A Refined Laser Method and Faster Matrix Multiplication | Breakthroughs

The Simons Institute's Breakthroughs series kicked off on June 16 with a talk by Virginia Vassilevska Williams of MIT, who recently developed the fastest method to date for multiplying two matrices, in collaboration with Josh Alman of Columbia. Breakthroughs is a new lecture series highlighting major new developments in theoretical computer science and is geared toward a scientific audience. 

Matrix multiplication is one of the most basic linear algebraic operations outside elementary arithmetic. The study of matrix multiplication algorithms is very well motivated from practice, as the applications are plentiful. Matrix multiplication is also of great mathematical interest. Since Strassen's discovery in 1969 that n-by-n matrices can be multiplied asymptotically much faster than the brute-force O(n³) time algorithm, many fascinating techniques have been developed, incorporating ideas from computer science, combinatorics, and algebraic geometry.
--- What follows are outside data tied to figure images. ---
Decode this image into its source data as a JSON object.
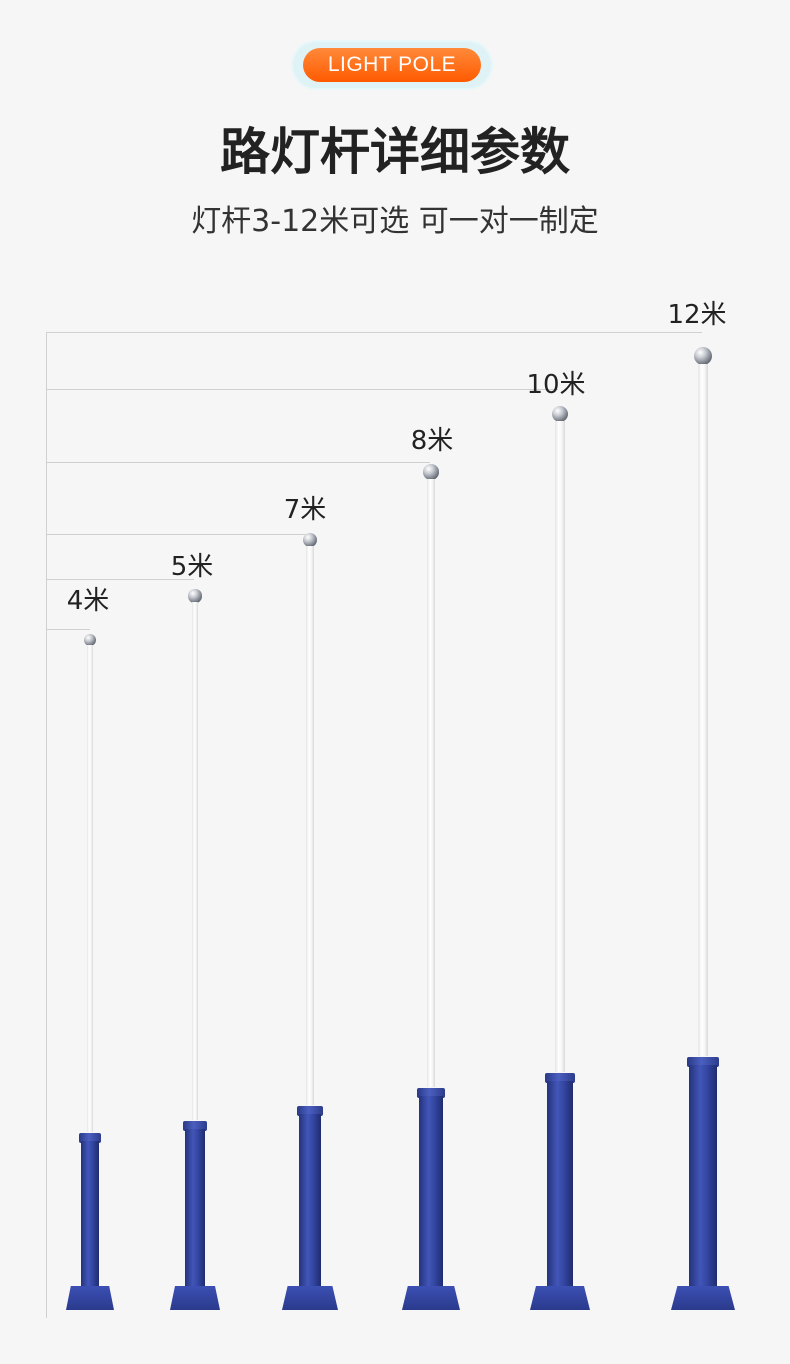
{
  "badge": {
    "label": "LIGHT POLE"
  },
  "header": {
    "title": "路灯杆详细参数",
    "subtitle": "灯杆3-12米可选  可一对一制定"
  },
  "poles": [
    {
      "label": "4米",
      "height_m": 4
    },
    {
      "label": "5米",
      "height_m": 5
    },
    {
      "label": "7米",
      "height_m": 7
    },
    {
      "label": "8米",
      "height_m": 8
    },
    {
      "label": "10米",
      "height_m": 10
    },
    {
      "label": "12米",
      "height_m": 12
    }
  ],
  "colors": {
    "badge": "#ff6a10",
    "pole_shaft": "#ffffff",
    "pole_base": "#3346a2",
    "background": "#f6f6f6"
  }
}
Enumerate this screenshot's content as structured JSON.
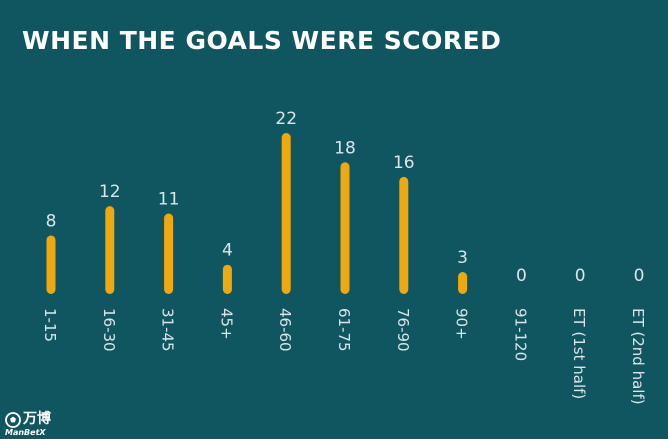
{
  "chart_data": {
    "type": "bar",
    "title": "WHEN THE GOALS WERE SCORED",
    "categories": [
      "1-15",
      "16-30",
      "31-45",
      "45+",
      "46-60",
      "61-75",
      "76-90",
      "90+",
      "91-120",
      "ET (1st half)",
      "ET (2nd half)"
    ],
    "values": [
      8,
      12,
      11,
      4,
      22,
      18,
      16,
      3,
      0,
      0,
      0
    ],
    "ylim": [
      0,
      22
    ],
    "grid": false,
    "colors": {
      "background": "#105661",
      "bar": "#f0a80f",
      "text": "#d9e6e8",
      "title": "#ffffff"
    }
  },
  "watermark": {
    "chinese": "万博",
    "english": "ManBetX",
    "logo_icon": "soccer-ball-icon"
  }
}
The fastest algorithms over the last three decades have used Strassen's "laser method" and its optimization by Coppersmith and Winograd. The method has remained unchanged; the algorithms have differed in what the method was applied to. In recent work, Williams and Alman improve the method so that applying it to the same objects that the old method was applied to immediately yields faster algorithms. Using this new method, they obtain the theoretically fastest algorithm for matrix multiplication to date, with running time O(n^2.37286).